Richy Thompson, from the British Humanist Association, said: “Repeated academic studies have shown that, in state schools that select on religious grounds, there end up being fewer pupils from poorer backgrounds and that any selection favours more affluent parents who know how to play the system.”

Currently, faith schools make up around a third of state-funded schools in England.

In the latest study, the Guardian analysed data from recent school-by-school league tables to assess the extent to which they reflect their local communities.

According to figures, some 73 per cent of Catholic primaries and 72 per cent of Catholic secondaries have a lower proportion of pupils eligible for free meals – those with parents earning less than £16,000 – than the average for the local authority.

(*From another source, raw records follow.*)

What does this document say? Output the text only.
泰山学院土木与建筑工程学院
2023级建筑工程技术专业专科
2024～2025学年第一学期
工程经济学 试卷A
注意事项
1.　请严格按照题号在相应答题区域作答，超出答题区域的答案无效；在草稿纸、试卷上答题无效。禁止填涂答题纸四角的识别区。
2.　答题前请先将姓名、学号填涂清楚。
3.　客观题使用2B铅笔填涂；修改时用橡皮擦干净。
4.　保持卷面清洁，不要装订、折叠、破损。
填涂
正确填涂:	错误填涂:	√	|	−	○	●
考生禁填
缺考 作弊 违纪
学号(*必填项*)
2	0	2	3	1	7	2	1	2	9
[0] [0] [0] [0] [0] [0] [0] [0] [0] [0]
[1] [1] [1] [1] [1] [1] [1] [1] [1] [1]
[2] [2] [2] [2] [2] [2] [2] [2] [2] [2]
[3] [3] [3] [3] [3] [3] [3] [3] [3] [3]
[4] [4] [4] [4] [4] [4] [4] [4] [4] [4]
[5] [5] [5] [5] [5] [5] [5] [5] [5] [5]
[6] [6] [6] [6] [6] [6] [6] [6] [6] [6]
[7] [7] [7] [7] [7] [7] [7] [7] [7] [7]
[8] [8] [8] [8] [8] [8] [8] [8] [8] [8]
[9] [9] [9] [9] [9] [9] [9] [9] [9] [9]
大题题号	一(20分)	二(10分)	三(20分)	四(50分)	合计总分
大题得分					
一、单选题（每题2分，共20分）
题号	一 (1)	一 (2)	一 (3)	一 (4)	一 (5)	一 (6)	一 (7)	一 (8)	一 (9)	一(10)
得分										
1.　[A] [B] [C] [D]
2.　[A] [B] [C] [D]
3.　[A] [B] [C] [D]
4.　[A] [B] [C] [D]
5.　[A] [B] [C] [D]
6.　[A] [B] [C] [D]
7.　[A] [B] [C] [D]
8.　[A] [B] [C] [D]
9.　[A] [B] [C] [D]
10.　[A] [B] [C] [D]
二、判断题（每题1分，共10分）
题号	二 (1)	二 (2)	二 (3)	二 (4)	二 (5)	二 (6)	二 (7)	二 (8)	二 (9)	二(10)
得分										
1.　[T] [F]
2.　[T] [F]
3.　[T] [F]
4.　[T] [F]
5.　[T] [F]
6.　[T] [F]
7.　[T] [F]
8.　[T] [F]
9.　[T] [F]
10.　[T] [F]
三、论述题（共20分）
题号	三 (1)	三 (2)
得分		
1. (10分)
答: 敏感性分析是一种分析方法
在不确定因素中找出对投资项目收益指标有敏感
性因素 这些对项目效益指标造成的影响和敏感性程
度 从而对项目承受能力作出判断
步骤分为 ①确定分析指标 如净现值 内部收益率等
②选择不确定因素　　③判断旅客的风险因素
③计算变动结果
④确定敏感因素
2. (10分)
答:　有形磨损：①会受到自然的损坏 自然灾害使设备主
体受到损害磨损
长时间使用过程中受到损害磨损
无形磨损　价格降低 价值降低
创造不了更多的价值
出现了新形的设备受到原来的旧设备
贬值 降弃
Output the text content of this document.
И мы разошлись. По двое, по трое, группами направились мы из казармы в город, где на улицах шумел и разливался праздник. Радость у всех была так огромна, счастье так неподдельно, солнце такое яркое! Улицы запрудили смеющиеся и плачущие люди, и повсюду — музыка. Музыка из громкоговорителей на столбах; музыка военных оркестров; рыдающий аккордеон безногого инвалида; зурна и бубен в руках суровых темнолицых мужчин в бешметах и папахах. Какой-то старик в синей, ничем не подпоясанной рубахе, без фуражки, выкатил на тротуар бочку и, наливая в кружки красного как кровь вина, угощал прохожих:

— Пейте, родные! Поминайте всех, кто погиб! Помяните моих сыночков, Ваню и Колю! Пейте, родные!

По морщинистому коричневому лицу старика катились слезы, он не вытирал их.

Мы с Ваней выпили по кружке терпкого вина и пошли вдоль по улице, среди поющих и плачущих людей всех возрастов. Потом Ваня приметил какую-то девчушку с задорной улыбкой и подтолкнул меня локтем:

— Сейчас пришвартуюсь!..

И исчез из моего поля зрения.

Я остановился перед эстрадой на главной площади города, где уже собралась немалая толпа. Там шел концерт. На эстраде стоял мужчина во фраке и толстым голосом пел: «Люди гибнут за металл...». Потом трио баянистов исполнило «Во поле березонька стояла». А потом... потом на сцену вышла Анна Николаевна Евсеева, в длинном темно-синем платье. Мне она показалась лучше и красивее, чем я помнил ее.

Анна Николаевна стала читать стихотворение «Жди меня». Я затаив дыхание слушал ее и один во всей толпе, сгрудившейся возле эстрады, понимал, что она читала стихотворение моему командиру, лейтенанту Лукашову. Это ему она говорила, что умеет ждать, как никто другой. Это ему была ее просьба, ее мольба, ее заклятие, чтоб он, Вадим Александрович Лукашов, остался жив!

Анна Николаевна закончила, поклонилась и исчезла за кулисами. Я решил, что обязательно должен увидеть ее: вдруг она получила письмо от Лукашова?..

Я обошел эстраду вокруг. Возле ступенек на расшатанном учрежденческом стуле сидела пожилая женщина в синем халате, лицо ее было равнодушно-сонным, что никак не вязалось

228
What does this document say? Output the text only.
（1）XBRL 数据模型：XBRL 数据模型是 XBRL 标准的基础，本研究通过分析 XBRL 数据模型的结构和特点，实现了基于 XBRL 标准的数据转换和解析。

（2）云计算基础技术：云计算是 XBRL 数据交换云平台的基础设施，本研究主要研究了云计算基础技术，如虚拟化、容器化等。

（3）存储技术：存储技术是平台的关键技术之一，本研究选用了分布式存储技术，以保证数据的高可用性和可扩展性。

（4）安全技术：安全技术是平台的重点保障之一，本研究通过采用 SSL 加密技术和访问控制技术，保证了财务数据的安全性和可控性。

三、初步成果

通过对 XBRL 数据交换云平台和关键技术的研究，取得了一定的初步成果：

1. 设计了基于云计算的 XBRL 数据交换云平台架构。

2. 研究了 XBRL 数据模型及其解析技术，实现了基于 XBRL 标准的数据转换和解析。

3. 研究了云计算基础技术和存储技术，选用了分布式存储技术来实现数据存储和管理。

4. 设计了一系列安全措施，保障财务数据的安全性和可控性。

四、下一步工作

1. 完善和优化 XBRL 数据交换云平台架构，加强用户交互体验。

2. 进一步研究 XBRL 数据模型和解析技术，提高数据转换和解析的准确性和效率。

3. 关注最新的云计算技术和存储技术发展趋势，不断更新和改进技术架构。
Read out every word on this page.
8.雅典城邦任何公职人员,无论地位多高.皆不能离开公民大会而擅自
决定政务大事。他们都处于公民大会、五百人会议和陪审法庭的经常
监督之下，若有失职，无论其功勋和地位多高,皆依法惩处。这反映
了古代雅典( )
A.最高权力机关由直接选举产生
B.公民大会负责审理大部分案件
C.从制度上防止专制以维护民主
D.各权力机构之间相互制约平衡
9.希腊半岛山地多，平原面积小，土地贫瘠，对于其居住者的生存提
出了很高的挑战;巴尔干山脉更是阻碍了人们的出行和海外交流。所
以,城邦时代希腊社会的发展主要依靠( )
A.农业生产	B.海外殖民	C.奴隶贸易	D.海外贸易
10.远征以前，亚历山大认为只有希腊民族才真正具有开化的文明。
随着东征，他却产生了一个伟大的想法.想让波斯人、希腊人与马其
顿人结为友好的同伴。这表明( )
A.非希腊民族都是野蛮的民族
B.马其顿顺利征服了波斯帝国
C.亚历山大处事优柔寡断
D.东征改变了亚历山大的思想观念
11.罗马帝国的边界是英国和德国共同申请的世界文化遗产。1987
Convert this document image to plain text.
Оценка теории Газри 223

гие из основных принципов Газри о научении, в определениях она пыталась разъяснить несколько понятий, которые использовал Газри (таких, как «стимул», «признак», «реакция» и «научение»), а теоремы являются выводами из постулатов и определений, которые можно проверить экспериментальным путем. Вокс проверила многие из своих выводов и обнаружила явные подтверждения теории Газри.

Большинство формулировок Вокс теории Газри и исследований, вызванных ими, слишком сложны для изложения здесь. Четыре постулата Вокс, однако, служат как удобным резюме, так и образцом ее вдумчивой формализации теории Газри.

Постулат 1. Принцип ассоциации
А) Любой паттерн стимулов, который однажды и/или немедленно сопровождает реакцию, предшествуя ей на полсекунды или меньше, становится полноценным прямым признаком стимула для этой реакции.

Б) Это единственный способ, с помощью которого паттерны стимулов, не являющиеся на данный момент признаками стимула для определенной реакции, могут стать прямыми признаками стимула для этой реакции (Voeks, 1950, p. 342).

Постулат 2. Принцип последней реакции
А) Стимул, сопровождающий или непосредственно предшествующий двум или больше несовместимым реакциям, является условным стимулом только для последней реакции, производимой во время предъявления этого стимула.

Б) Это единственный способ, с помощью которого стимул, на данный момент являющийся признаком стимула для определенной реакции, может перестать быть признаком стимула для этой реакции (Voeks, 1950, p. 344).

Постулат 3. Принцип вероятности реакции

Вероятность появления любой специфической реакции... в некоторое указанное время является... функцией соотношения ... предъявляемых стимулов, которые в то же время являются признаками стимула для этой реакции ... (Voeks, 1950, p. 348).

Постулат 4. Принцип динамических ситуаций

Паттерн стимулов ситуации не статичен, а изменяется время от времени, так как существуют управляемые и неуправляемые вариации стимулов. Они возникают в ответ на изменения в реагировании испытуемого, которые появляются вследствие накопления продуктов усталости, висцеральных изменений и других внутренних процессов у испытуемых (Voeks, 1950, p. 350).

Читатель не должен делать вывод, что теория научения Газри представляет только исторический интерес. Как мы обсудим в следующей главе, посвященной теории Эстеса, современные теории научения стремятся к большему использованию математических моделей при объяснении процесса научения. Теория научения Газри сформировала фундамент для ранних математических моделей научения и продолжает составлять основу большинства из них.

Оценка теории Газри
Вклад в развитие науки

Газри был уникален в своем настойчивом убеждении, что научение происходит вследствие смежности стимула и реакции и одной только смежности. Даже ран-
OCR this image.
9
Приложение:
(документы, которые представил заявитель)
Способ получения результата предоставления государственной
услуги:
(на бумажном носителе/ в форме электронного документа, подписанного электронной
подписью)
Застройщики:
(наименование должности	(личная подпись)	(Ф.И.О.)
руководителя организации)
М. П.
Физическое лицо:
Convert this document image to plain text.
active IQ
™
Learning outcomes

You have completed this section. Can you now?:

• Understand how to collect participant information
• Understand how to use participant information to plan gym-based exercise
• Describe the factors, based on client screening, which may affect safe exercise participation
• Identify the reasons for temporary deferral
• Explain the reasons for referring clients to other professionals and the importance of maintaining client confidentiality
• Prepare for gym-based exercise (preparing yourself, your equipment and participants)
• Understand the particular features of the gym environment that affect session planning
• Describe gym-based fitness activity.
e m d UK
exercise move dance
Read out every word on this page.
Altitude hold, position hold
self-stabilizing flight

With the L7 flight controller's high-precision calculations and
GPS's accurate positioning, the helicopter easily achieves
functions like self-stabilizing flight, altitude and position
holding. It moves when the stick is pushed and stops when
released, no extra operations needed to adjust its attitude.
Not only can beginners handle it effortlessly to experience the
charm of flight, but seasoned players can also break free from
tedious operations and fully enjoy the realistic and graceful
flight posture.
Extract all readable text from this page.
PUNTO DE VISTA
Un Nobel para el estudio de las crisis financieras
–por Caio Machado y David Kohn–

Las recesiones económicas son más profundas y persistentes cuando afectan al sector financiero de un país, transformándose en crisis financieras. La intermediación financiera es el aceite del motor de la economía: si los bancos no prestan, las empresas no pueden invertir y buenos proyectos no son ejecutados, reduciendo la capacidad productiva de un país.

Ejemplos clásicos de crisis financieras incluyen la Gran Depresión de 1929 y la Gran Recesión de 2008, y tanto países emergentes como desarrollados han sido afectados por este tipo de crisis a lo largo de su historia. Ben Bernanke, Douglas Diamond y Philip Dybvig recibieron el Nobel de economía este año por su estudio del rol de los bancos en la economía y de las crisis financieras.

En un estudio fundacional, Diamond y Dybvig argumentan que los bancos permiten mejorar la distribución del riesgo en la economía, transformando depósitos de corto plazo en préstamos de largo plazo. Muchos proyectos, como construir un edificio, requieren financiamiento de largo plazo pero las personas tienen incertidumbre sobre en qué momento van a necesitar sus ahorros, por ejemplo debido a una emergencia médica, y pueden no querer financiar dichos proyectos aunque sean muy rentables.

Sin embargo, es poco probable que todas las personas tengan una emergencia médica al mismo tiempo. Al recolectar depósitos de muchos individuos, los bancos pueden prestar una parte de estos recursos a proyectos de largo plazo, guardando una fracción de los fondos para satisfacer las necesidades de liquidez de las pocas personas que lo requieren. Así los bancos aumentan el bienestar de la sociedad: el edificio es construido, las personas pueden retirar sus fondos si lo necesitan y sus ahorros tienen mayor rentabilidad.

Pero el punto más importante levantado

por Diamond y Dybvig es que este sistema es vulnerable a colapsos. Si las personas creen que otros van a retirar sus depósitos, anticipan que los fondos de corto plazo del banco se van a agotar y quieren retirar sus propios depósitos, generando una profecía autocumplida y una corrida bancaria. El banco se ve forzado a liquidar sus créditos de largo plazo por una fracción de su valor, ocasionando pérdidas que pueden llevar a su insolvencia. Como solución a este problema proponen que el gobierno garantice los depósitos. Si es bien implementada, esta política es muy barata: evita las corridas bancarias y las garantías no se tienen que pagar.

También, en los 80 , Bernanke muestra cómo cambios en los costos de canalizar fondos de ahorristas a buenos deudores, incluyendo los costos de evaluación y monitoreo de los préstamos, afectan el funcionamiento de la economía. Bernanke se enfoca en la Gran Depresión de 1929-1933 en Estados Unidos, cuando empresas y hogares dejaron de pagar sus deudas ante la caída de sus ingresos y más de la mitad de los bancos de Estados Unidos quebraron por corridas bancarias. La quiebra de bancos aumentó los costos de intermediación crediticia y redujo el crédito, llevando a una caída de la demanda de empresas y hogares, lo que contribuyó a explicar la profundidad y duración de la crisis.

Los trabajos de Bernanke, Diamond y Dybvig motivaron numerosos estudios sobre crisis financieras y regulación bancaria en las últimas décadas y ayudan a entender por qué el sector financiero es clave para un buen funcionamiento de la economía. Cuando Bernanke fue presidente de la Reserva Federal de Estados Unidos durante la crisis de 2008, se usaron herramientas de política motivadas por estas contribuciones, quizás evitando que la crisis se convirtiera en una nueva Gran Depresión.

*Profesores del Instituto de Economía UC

It was also revealed that 74 per cent of Anglican primaries and 65.5 per cent of secondaries failed to properly represent the local area.

By contrast, just 51 per cent of non-religious primaries and 45 per cent of secondaries had a smaller proportion of pupils eligible for free school meals.

The Catholic Education Service insisted that schools often failed to reflect their communities because catchment areas were much wider than those for other schools, with religious children often travelling from miles around to attend.

It pointed to separate DfE data that showed 18.6 per cent of children at Catholic primary schools lived in the most deprived 10 per cent of areas of England, compared with only 14.3 per cent of primary pupils nationally.

A spokesman for the CofE rejected claims of backdoor selection, saying local authorities controlled the admissions of more than half its schools.